Un grand Philosophe, en distinguant la morale par rapport aux devoirs, l’a divisée en ce que les hommes se doivent, comme membres de la société générale, en ce que les sociétés particulieres doivent à leurs membres ; ce qui renferme, 1°. la loi naturelle, ou la morale de l’homme ; 2°. la morale des Législateurs, ou le droit politique ; 3°. la morale des Etats, ou le droit des gens ; 4°. la morale du Citoyen, ou le droit positif.

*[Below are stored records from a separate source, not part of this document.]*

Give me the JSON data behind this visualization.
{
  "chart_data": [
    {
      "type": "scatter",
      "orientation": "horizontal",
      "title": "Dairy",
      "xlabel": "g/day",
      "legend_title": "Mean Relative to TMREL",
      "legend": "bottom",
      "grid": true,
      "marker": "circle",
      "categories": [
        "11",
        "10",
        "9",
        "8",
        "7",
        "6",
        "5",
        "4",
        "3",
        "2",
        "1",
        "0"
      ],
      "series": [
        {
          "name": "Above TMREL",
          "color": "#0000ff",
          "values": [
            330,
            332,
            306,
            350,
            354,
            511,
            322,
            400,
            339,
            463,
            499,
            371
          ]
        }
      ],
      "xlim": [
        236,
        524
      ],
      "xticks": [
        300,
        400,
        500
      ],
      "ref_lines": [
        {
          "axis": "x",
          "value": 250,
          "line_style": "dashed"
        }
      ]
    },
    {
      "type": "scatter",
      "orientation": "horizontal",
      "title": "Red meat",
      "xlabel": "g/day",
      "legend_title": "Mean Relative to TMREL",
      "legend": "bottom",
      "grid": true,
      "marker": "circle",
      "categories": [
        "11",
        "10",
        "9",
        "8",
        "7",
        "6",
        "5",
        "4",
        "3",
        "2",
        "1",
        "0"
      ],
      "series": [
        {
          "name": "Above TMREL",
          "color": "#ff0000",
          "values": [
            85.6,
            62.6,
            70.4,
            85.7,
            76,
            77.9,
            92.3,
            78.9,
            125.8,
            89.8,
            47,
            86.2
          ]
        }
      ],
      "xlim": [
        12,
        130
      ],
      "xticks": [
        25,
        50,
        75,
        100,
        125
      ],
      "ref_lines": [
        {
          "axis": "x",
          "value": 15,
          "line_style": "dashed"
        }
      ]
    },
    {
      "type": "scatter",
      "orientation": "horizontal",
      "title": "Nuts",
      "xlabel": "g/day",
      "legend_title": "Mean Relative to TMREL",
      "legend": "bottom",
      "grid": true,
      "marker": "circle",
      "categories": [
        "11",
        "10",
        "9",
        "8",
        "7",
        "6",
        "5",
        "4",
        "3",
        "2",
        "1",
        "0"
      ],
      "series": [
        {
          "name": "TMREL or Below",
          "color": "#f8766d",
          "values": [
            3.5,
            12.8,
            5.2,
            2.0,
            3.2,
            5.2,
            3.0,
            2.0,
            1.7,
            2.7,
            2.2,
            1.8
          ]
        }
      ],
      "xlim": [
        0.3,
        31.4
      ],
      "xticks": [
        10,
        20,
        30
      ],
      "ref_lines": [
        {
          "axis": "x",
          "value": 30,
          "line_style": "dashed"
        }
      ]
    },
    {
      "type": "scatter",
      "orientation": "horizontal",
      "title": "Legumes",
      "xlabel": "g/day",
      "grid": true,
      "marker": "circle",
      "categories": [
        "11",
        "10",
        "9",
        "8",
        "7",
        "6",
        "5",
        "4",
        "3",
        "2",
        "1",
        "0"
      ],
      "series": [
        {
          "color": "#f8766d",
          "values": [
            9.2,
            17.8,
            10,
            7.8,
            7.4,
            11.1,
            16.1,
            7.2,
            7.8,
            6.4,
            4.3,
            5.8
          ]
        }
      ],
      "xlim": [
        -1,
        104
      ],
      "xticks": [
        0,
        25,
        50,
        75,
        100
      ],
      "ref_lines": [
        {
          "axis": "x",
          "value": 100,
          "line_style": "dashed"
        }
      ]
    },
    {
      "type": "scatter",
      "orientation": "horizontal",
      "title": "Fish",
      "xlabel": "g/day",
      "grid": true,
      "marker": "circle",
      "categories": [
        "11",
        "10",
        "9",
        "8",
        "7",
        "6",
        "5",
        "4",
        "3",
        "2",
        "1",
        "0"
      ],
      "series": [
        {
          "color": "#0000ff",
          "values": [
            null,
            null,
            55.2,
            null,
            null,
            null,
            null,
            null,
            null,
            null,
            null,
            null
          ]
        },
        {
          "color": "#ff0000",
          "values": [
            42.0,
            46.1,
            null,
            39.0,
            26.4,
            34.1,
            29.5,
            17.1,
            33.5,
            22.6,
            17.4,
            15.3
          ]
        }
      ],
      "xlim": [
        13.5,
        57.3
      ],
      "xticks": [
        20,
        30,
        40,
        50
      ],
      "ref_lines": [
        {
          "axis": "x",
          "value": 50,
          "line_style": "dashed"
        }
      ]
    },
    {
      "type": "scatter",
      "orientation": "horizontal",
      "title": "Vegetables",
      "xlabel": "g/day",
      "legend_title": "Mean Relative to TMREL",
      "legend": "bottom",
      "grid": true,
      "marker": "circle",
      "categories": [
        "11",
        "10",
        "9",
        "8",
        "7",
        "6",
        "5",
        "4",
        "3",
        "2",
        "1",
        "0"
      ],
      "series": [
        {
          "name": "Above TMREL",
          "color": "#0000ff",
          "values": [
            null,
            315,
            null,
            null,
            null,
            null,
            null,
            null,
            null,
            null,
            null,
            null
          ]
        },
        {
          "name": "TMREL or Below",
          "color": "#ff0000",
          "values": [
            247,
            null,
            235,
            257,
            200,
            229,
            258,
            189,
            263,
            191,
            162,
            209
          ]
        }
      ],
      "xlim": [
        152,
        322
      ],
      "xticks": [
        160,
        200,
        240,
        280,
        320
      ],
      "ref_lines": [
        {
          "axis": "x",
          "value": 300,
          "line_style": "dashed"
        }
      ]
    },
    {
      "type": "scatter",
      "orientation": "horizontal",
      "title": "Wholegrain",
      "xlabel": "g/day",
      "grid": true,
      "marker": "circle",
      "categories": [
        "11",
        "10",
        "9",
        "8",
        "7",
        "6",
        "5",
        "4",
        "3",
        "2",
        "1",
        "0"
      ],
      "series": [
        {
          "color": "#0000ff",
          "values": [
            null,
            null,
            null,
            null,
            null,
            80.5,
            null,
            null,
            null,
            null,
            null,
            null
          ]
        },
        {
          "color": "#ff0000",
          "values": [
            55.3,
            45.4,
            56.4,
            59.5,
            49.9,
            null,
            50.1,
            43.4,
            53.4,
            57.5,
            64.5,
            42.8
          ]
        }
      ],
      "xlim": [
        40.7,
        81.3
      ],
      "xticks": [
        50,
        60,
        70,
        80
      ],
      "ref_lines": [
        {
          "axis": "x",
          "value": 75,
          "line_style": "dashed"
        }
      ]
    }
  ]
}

Il ajoute une cinquieme branche de morale, celle du Philosophe, qui n’a pour objet que nous-mêmes.

Il ne s’agit pas dans la jeunesse d’approfondir toutes ces Sciences, & je ne prétends pas donner des leçons aux précepteurs du genre humain. Mais il est important que les jeunes gens connoissent les principes du droit naturel, de la morale & de la politique ; ils les trouveront dans l’Abrégé de la Morale de Wolf par Thumisius, qu’on enseigne dans les Ecoles d’Allemagne, Livre élémentaire très-bien fait ; dans l’Abrégé de Puffendorff ; & ces livres suffiront dans les commencements : ils liront & reliront les Offices du Consul Romain à son fils, & les Instructions du Chancelier de France à ses enfans[18] ; s’ils ont du goût, ils perfectionneront un jour ces connoissances par la lecture de Nicole, de Mallebranche, de l’Esprit des Loix, de l’Abbé de Saint-Pierre, de Burlamaqui, de Puffendorff, de Grotius & de Barbeyrac, de l’Origine des Loix & des Sciences, par M. Goguet ; des Elémens de Philosophie & de Morale.